La vue du paysage plat de sa terre natale le rendait soudainement mélancolique, ainsi que quelques souvenirs au bras de sa femme lui tapant dans le crâne et lui donnant des envies de faire marche arrière pour se glisser sous les draps. En repensant aux seins de son épouse en train de se languir de lui, ces cousines solitaires et tristes, il fut sur le point de crier au cocher de faire demi-tour, mais au moment où il allait ordonner de faire halte, il prit conscience que la voiture était à l’arrêt parce qu’une foule obstruait la chaussée.

— Qu’est-ce que cela ? demanda Danton en passant sa tête par la fenêtre, découvrant qu’il était en ville. Nous sommes déjà arrivés ?

—Ah que non ! Paris est à quatre bonnes heures encore. Nous venons de sortir du bois d’Anceau et entrons dans le bourg de Jouy-le-Châtel.

Le cocher fut obligé de parler fort parce que l’attroupement faisait du bruit. Comme ce dernier obstruait le passage, Danton descendit de voiture pour voir de plus près ce qu’il se passait.

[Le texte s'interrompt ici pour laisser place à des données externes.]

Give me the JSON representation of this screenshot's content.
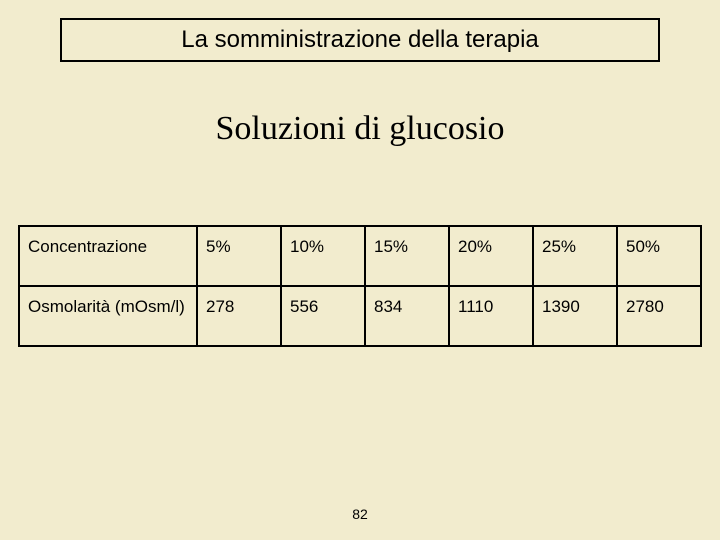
{
  "header": {
    "title": "La somministrazione della terapia"
  },
  "subtitle": "Soluzioni di glucosio",
  "table": {
    "row1_label": "Concentrazione",
    "row1_values": [
      "5%",
      "10%",
      "15%",
      "20%",
      "25%",
      "50%"
    ],
    "row2_label": "Osmolarità (mOsm/l)",
    "row2_values": [
      "278",
      "556",
      "834",
      "1110",
      "1390",
      "2780"
    ],
    "border_color": "#000000",
    "font_size": 17,
    "font_family": "Verdana",
    "label_col_width": 178,
    "data_col_width": 84
  },
  "page_number": "82",
  "colors": {
    "background": "#f2ecce",
    "text": "#000000",
    "border": "#000000"
  },
  "typography": {
    "header_font": "Verdana",
    "header_size": 24,
    "subtitle_font": "Georgia",
    "subtitle_size": 34,
    "table_font": "Verdana",
    "table_size": 17,
    "page_num_size": 14
  }
}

— Qu’est-ce que vous voulez de moi, messire Danton ? cria de plus belle le cocher.

— Tais-toi malheureux. Ne dis plus un mot, lui répondit le conventionnel en se rapprochant de lui. Je t’ai déjà dit d’arrêter de me donner du « monsieur » au milieu du peuple. Les manières des rois sont mortes avec eux, tâche de t’en souvenir. Et puis je préfère que l’on ne sache pas que Danton est ici.

— C’est comme vous voulez mess… Ah mince, c’est vrai j’ai pas droit de faire des respects ! fit pauvrement le cocher en frappant sur son chapeau pour en faire jaillir la poussière.

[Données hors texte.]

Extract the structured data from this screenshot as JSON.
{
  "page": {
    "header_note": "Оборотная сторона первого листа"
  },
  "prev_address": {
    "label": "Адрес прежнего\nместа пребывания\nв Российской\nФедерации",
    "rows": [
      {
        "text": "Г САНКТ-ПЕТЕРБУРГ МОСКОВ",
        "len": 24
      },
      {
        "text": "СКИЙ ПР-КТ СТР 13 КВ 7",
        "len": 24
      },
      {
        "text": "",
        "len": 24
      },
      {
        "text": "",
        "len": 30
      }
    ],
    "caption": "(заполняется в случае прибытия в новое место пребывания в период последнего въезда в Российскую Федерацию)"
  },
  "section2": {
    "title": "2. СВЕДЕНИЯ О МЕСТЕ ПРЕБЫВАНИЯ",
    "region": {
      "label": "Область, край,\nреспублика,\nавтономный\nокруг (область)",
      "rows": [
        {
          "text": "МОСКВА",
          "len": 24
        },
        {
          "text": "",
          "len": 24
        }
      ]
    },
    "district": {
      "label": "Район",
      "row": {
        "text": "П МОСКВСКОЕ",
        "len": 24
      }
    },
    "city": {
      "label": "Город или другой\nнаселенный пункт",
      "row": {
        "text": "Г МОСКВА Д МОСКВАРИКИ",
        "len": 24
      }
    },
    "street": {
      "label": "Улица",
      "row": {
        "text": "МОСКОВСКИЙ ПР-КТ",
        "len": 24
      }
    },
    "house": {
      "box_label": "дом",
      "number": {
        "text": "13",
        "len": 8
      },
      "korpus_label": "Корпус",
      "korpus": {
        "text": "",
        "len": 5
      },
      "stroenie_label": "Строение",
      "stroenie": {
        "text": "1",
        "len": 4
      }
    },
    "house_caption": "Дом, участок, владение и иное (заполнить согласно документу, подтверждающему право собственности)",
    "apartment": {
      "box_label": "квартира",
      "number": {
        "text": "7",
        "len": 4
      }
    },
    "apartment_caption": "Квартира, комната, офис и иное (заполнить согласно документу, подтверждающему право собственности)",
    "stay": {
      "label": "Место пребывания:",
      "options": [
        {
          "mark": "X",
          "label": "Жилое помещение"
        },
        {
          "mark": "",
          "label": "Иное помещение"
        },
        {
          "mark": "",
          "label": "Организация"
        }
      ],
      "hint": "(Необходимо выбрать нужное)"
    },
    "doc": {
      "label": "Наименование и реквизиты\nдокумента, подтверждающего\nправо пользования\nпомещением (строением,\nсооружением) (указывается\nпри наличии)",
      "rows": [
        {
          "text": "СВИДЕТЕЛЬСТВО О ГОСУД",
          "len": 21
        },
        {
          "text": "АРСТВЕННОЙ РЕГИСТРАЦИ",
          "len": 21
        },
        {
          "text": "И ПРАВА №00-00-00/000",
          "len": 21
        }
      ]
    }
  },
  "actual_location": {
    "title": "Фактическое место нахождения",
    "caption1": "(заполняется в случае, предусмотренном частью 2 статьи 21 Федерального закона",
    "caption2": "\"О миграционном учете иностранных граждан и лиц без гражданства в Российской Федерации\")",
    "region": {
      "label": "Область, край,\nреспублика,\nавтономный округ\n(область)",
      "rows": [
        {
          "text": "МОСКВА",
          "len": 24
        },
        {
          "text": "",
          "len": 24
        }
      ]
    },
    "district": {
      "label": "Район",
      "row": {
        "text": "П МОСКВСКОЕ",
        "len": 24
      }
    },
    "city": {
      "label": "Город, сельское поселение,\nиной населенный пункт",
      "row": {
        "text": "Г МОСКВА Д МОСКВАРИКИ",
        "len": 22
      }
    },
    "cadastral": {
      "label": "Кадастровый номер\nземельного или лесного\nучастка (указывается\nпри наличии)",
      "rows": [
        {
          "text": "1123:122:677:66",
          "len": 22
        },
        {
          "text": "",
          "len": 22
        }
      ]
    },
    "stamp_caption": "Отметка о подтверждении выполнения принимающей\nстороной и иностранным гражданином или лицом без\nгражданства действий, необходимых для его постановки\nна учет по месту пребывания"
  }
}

— Attends-moi ici, je vais aller voir ce qui se passe, ordonna le député.

Il enfonça son chapeau et baissa la visière pour qu’on ne voit pas son visage, puis se mêla à la foule rassemblée sur la place du village. Au pied d’une église romane, grise et trapue, se pressait un groupe d’environ cent personnes. Elles semblaient attendre devant un bâtiment ancien qui devait être la municipalité et sur la façade de laquelle était accroché un drapeau tricolore avec les faisceaux des licteurs dessus et la devise républicaine «La liberté ou la mort.» En promenant son regard autour de lui pour percer d’un coup d’œil, à peine esquissé, tout le décor de la scène, de la laitière attendant sous un arbre à un groupement de sans-culottes tenant des piques à la main et achevant une bouteille d’eau-de-vie pour se réchauffer le gosier, le député comprit tout de suite qu’un événement d’importance se préparait. Quand un grand gaillard devant lui se décala légèrement, Danton découvrit qu’un échafaud était dressé au milieu de la place: la guillotine scintillait sous le soleil en train de percer entre les nuages, offrant au regard la machine s’élevant à près de six mètres au-dessus du sol et dont la lame semblait attendre elle aussi quelque chose, ou plutôt quelqu’un. La foule trépignait d’impatience et des murmures inaudibles montaient de cette masse mouvante sans qu’on en puisse déceler le sens. Le député interpela son voisin, un homme maigre portant négligemment le bonnet phrygien.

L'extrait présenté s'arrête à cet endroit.